The library was built into four templates: wild-type StlA and three variants that had demonstrated improved performance in early engineering efforts (H133M_I167K_V207I, S92G_H133F_Y437N, and A93C_H133M_I167K, all of which had 20–40% improvement in activity over wild-type StlA). The StlA variant templates, each harbored within a low-copy aTc-inducible plasmid backbone, were mixed in an equimolar ratio to provide the plasmid template for an oligo-based library build approach. A separate primer pair (Supplementary Data) was designed to introduce each of the target mutations through a one-piece Golden Gate reaction, using inverse PCR55 to amplify the entire plasmid at the target mutation site. For the 130 target mutations, 130 separate PCRs (Q5 High-Fidelity Master Mix, NEB) were performed. A subsample of each reaction was run on an agarose gel to allow for quantification of relative band intensity, which was used to normalize and pool together the 130 PCR products. The pooled products were digested by DpnI and gel purified, then circularized using NEB Golden Gate mix (BsaI-v2) at 37 °C for 1 h followed by 60 °C heat inactivation for 5 min. The pooled circularized library of 130 mutations ×4 templates was transformed into NEB10β electrocompetent cells using NEB’s protocol. Recovered cultures were transferred into LB with antibiotics for overnight selection of transformants, and a subsample was plated on LB agar plates with antibiotics to confirm adequate library coverage. This process was repeated two more times, generating combinatorial libraries of one and two combinations of designed mutations after a second cycle, and one, two, and three combinations of designed mutations after a third. For the second and third cloning cycles, library plasmid was purified from the overnight selection culture and used as the template in the subsequent round of PCR mutagenesis. Following three cycles of cloning, the low-copy aTc-inducible >1-million member library was transformed into a wild-type E. coli Nissle (EcN) host strain containing the sensor system on a high-copy plasmid.

Droplet-based incubation

To reduce crosstalk during TCA production and sensor response, cells were encapsulated in microfluidically generated water-in-oil droplets.
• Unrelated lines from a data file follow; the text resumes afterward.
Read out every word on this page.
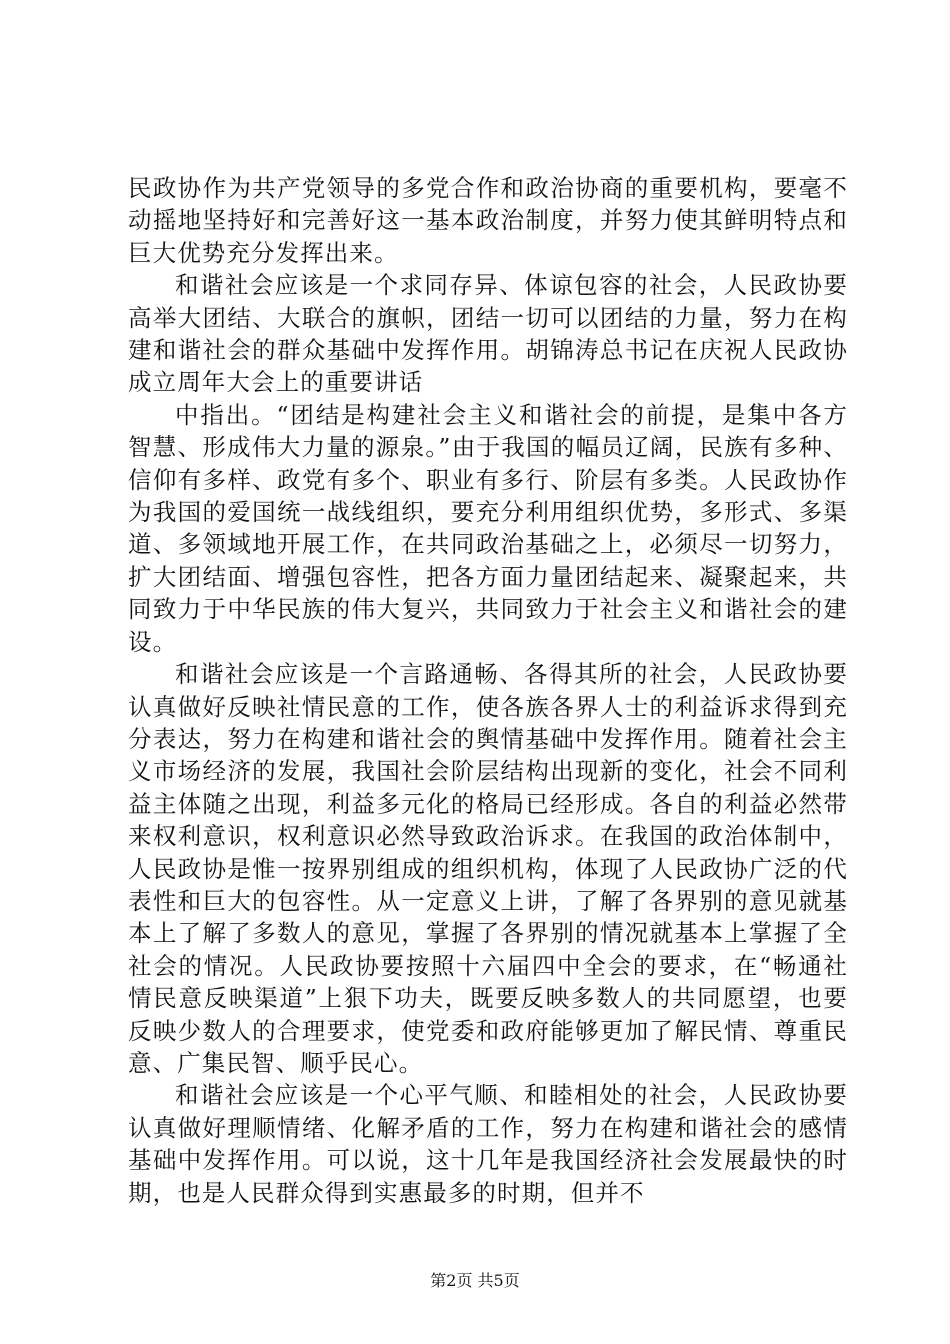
民政协作为共产党领导的多党合作和政治协商的重要机构，要毫不动摇地坚持好和完善好这一基本政治制度，并努力使其鲜明特点和巨大优势充分发挥出来。

和谐社会应该是一个求同存异、体谅包容的社会，人民政协要高举大团结、大联合的旗帜，团结一切可以团结的力量，努力在构建和谐社会的群众基础中发挥作用。胡锦涛总书记在庆祝人民政协成立周年大会上的重要讲话

中指出。“团结是构建社会主义和谐社会的前提，是集中各方智慧、形成伟大力量的源泉。”由于我国的幅员辽阔，民族有多种、信仰有多样、政党有多个、职业有多行、阶层有多类。人民政协作为我国的爱国统一战线组织，要充分利用组织优势，多形式、多渠道、多领域地开展工作，在共同政治基础之上，必须尽一切努力，扩大团结面、增强包容性，把各方面力量团结起来、凝聚起来，共同致力于中华民族的伟大复兴，共同致力于社会主义和谐社会的建设。

和谐社会应该是一个言路通畅、各得其所的社会，人民政协要认真做好反映社情民意的工作，使各族各界人士的利益诉求得到充分表达，努力在构建和谐社会的舆情基础中发挥作用。随着社会主义市场经济的发展，我国社会阶层结构出现新的变化，社会不同利益主体随之出现，利益多元化的格局已经形成。各自的利益必然带来权利意识，权利意识必然导致政治诉求。在我国的政治体制中，人民政协是惟一按界别组成的组织机构，体现了人民政协广泛的代表性和巨大的包容性。从一定意义上讲，了解了各界别的意见就基本上了解了多数人的意见，掌握了各界别的情况就基本上掌握了全社会的情况。人民政协要按照十六届四中全会的要求，在“畅通社情民意反映渠道”上狠下功夫，既要反映多数人的共同愿望，也要反映少数人的合理要求，使党委和政府能够更加了解民情、尊重民意、广集民智、顺乎民心。

和谐社会应该是一个心平气顺、和睦相处的社会，人民政协要认真做好理顺情绪、化解矛盾的工作，努力在构建和谐社会的感情基础中发挥作用。可以说，这十几年是我国经济社会发展最快的时期，也是人民群众得到实惠最多的时期，但并不

第2页 共5页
Libraries were inoculated into 10 mL LB+ antibiotic (refer to “Plasmids” above) in 25 mm test tubes from a sufficient volume of −80 °C glycerol storage stock to maintain library complexity. The cultures were incubated overnight ~16 h to saturation, at which point 1 mL of the culture was centrifuged at 17,800 × g for 1 min and the pellet resuspended in an equal volume of filtered sensor response medium (see “Assay media” above). The OD600 of the washed cells was measured on a Genesys 20 spectrophotometer with 20× dilution, and the cells were diluted to an OD600 of 0.03 in the same medium. An OD600 of 0.03 results in about one cell being encapsulated per 40 µm droplet on average at time 0.

Droplets were generated in Sphere Fluidics oil (Pico-SurfTM 1, 2% in NovecTM 7500, Lot # 031117-1 - diluted to 1% surfactant in additional NovecTM 7500) at a rate of ~3.4 kHz in a flow-focusing microfluidic device, fabricated in-house as PDMS chips on glass. Droplets were collected in 1.5 mL Eppendorf tubes and incubated at 33 °C in a standing incubator without tumbling for ~16 h. Following incubation, emulsions were broken by adding a sufficient volume of 1H, 1H, 2H, 2H-Perfluoro-1-octanol (Sigma), vortexing for ~15 s, and pulse spinning ~1 s in a VWR Galaxy minister centrifuge to separate the organic and aqueous layers. The aqueous layer contains the cells which have been released from the droplets. The aqueous phase from the broken emulsions was diluted 100× into filtered phosphate-buffered saline (PBS) prior to cell sorting.

Fluorescence-activated cell sorting

Cells were sorted on a Bio-Rad S3E Cell Sorter at a target event rate of 1500 events/s with the sample and collection chambers held at room temperature using ProSortTM Software Version 1.6.0.12. Events were collected in 5 mL polypropylene snap cap tubes (Falcon) containing an initial volume of 0.5 mL LB. Events were gated using three metrics: an elliptical SSC-Area vs FSC-Area gate to isolate EcN cells of a similar size, an FSC-Height vs FSC-Area gate to exclude any doublets, and a GFP-Area (FITC-A) gate to select for cells based on strong sensor response. This gating strategy is exemplified in Supplementary Fig. 6. The sorted volume was diluted into sufficient LB Lennox + antibiotic for overnight recovery at 33 °C 220 rpm. To avoid concerns about genetic drift from multiple outgrowths, the StlA plasmids from recovered populations were purified and transformed into fresh EcN containing the sensor plasmid prior to performing subsequent sorts.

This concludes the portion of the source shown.